Nineteen

4.1K 297 2
                                        

Lazzy mendekati Nial dan Celine dengan segelas penuh wine berwarna merah. Perilaku yang janggal untuk penikmat wine, atau jika orang tersebut tidak mengerti tata cara menikmati minuman unik tersebut. Ekor mata Nial menangkap pergerakan Lazzy mendekat dengan gelas terisi penuh dan siap menodai baju siapa saja, ia mengambil satu langkah ke kanan tepat saat Lazzy dengan ceroboh menumpahkan seluruh isi gelasnya ke gaun Celine. Gadis itu memekik kesal bahkan nyaris menjerit karena harus melewatkan dansa romantisnya.
"Maafkan-" ujar Lazzy dengan nada menyesal palsu yang langsung disahut oleh Nial.
"Terimakasih, Lazarus!" ia menepuk pundak Lazzy sambil bergerak melewati mereka berdua. Lega karena kebisingan pesta meredam protes Celine.
Lazzy tersenyum singkat sebelum menuntun Celine kembali ke kamar. Rupanya Nial sudah membaca niatnya untuk menumpahkan minuman itu pada Celine dan membebaskan pria itu dari cengkeramannya.
"Lepaskan tanganku, aku tahu kau sengaja melakukan ini. Lihat saja aku akan membuat perhitungan denganmu!" protes gadis itu. Namun, Lazzy mengabaikannya dan tetap menggandeng tangan gadis itu hingga ke kamar.

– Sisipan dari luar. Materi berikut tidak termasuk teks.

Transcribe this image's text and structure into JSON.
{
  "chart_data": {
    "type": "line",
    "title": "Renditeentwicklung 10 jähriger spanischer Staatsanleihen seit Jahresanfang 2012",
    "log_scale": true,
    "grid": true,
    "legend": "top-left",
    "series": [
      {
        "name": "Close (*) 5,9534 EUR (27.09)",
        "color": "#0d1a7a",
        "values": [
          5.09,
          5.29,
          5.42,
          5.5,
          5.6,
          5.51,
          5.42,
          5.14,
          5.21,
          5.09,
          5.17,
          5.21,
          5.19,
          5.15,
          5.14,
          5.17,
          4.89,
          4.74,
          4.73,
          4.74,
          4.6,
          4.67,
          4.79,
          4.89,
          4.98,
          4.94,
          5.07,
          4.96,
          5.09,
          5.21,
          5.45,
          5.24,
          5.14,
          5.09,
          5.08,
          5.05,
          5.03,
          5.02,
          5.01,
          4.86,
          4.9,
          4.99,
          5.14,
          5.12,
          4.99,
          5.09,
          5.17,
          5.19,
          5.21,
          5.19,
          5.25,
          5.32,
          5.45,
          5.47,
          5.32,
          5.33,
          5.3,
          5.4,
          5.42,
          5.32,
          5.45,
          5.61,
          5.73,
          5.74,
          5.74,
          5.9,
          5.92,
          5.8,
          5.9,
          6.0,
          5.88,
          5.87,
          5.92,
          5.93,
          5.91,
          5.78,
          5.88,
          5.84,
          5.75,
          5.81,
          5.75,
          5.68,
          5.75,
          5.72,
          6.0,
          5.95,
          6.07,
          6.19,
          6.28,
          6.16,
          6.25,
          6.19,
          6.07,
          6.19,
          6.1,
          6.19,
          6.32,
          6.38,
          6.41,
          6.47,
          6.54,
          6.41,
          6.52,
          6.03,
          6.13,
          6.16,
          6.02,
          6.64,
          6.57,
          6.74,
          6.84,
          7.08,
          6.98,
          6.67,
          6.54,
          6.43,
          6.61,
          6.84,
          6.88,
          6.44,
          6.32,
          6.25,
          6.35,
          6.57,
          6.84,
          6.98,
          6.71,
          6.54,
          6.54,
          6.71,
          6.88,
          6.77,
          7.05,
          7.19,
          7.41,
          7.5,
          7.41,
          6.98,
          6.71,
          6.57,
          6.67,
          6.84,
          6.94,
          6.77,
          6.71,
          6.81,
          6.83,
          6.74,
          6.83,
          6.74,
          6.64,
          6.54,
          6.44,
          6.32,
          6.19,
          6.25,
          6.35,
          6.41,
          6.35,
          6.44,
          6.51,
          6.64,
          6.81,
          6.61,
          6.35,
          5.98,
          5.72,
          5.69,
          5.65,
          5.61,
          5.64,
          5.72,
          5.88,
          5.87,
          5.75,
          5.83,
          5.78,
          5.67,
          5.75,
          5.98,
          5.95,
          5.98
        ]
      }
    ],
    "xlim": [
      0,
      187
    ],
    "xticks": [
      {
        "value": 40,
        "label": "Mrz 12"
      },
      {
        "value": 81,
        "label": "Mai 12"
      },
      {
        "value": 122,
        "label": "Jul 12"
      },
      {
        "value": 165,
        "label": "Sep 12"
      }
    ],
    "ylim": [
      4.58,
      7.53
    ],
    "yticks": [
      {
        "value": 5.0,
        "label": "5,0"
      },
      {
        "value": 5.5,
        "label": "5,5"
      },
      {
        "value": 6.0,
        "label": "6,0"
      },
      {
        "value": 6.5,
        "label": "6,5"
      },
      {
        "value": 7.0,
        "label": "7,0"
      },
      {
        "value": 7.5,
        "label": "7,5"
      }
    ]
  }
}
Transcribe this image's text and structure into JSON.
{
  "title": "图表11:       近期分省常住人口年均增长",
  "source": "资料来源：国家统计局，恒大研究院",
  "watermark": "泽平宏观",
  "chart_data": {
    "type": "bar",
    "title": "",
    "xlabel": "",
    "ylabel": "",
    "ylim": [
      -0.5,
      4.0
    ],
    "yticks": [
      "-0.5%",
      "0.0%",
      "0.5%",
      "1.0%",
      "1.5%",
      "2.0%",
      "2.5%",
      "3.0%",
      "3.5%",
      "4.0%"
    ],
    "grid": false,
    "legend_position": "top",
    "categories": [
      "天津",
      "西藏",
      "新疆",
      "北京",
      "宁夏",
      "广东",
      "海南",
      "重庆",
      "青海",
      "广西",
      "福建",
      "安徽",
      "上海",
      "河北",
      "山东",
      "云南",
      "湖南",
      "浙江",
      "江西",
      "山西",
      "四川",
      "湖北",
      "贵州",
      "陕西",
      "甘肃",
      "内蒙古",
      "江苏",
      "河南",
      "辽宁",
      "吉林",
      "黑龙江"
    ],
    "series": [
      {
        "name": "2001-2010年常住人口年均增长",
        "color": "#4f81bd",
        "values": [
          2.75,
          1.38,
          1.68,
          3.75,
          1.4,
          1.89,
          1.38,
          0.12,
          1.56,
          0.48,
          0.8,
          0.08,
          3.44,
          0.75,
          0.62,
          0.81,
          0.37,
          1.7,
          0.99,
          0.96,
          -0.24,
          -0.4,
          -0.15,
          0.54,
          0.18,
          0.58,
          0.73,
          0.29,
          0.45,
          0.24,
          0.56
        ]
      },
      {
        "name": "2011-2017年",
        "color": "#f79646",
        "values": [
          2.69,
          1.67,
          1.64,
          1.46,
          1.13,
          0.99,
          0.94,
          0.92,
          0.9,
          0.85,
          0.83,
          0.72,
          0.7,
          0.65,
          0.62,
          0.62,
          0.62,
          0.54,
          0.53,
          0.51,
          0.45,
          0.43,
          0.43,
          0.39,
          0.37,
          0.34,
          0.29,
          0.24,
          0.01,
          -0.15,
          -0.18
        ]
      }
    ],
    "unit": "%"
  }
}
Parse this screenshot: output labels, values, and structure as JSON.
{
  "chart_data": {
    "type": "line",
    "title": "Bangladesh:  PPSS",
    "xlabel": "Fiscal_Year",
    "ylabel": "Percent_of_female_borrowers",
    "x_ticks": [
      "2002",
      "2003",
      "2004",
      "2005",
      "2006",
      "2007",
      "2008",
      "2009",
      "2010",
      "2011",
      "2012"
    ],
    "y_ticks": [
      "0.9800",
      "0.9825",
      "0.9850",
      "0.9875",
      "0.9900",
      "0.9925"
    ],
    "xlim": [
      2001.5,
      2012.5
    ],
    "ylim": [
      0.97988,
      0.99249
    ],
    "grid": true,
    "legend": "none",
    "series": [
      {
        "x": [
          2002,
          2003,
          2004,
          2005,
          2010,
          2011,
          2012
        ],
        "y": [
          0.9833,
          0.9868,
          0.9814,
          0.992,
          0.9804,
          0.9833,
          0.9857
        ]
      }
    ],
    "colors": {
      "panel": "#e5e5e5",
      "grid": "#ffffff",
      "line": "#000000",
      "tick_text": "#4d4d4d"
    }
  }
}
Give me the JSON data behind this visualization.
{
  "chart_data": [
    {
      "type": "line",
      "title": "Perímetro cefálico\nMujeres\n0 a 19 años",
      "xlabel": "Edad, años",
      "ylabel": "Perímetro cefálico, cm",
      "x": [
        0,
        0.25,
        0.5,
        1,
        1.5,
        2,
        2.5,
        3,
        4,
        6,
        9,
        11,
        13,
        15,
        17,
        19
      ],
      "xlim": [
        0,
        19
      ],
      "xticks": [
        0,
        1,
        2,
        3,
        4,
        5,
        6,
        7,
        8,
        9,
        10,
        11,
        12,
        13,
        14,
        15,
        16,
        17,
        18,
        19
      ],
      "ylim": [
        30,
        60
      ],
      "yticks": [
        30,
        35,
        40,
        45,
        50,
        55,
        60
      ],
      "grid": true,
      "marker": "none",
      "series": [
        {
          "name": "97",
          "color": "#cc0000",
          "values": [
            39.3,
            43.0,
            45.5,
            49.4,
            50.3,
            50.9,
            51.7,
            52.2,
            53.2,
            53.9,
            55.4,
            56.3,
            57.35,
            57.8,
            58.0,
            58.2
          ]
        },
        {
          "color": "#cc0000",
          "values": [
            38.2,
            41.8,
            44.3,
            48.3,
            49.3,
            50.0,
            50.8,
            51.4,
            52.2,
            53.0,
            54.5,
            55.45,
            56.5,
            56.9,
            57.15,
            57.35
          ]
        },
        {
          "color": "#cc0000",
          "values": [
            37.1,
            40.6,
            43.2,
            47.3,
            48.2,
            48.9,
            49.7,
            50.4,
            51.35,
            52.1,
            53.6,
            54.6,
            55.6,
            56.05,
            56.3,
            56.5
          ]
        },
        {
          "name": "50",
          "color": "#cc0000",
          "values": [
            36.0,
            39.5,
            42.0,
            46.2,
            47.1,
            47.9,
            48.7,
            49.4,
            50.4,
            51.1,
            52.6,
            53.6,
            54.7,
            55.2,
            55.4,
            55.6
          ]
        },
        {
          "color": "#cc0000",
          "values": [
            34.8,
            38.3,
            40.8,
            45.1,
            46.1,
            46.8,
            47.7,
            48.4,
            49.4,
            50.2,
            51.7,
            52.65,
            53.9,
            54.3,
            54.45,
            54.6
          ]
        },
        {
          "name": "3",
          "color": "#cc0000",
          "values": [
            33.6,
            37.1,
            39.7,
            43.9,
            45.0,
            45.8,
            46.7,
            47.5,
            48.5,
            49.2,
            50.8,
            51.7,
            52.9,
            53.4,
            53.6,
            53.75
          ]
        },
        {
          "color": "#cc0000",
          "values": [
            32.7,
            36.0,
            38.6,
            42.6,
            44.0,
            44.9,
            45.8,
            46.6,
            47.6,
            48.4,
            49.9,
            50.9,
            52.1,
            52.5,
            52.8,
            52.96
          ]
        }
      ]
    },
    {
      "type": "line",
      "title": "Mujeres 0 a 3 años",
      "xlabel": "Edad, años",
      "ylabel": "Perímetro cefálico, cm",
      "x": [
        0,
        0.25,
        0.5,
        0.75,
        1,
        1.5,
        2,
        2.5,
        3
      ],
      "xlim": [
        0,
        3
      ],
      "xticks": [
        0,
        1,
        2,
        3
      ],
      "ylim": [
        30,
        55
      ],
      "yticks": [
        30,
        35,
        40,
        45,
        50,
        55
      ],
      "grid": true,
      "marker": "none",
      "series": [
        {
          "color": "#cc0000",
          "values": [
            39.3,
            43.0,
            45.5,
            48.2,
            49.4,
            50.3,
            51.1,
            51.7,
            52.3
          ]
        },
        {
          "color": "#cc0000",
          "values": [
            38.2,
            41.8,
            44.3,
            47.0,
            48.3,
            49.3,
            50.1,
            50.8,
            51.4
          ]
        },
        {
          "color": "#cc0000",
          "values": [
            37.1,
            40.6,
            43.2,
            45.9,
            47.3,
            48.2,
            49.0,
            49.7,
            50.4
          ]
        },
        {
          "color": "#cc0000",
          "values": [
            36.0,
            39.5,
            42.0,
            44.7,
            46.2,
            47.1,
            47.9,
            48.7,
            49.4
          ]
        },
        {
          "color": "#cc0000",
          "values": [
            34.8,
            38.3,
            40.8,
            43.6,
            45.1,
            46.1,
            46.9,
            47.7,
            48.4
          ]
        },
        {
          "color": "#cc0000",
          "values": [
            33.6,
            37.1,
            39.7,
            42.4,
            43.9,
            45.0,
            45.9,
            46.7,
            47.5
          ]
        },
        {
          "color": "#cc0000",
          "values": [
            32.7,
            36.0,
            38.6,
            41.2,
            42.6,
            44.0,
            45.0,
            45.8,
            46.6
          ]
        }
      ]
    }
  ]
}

Nial mencari Vicky dan menemukan gadis itu di saat yang tepat. Seorang pria mabuk sedang melingkari pinggang Vicky. Ia melihat gadis itu menggeliat tidak senang dan berusaha keluar dari dekapannya. Inilah saat untuk menjadi pahlawan bagi Vicky setelah bertahun-tahun mencoba. Ia membebaskan gadis itu dari si pria mabuk dan hadiah yang pantas untuk seorang pahlawan adalah satu dansa romantis bersama 'sang puteri'.

Maka di sinilah mereka berada bagai berdiri di sebuah dimensi mimpi.
Gadis polos itu masih tercengang karena berada di lantai dansa dengan alunan musik lambat bersama pria yang paling ia hindari sekaligus sangat ia inginkan. Terkadang Vicky bersyukur dengan sikap Nial yang keras kepala dan suka memaksakan kehendaknya karena dengan begitu ia bisa melawan kebodohan yang akan ia sesali kemudian.

Vicky menatap pria di hadapannya dengan kekaguman yang tidak sanggup ia sembunyikan. Matanya membulat dan memancarkan sinar hangat ke dalam mata Nial.
"Aku bisa salah paham mengartikan caramu menatapku" ujar Nial.
Vicky mendekatkan tubuhnya mereka hingga wajahnya berada di depan pundak Nial, ia menghirup dengan satu tarikan nafas yang panjang menghirup aroma cologne Nial yang khas. Ia membiarkan pria itu memenuhi benaknya. Merenggut sisa kewarasannya karena malam ini ia tidak ingin berpikir, ia begitu berharap agar Nial tidak menahan diri.
"Kalau begitu" kata Vicky setelah beberapa detik, "aku tidak akan menatapmu." Vicky menyandarkan kepalanya di pundak Nial dengan begitu nyaman mendamba.
"Apa yang sebenarnya kau inginkan? Kau membuatku bingung, Vicky" gumam Nial kesal.
"Dengarkan kata hatimu, Nial!" gumam Vicky masih menyandarkan kepalanya di pundak Nial.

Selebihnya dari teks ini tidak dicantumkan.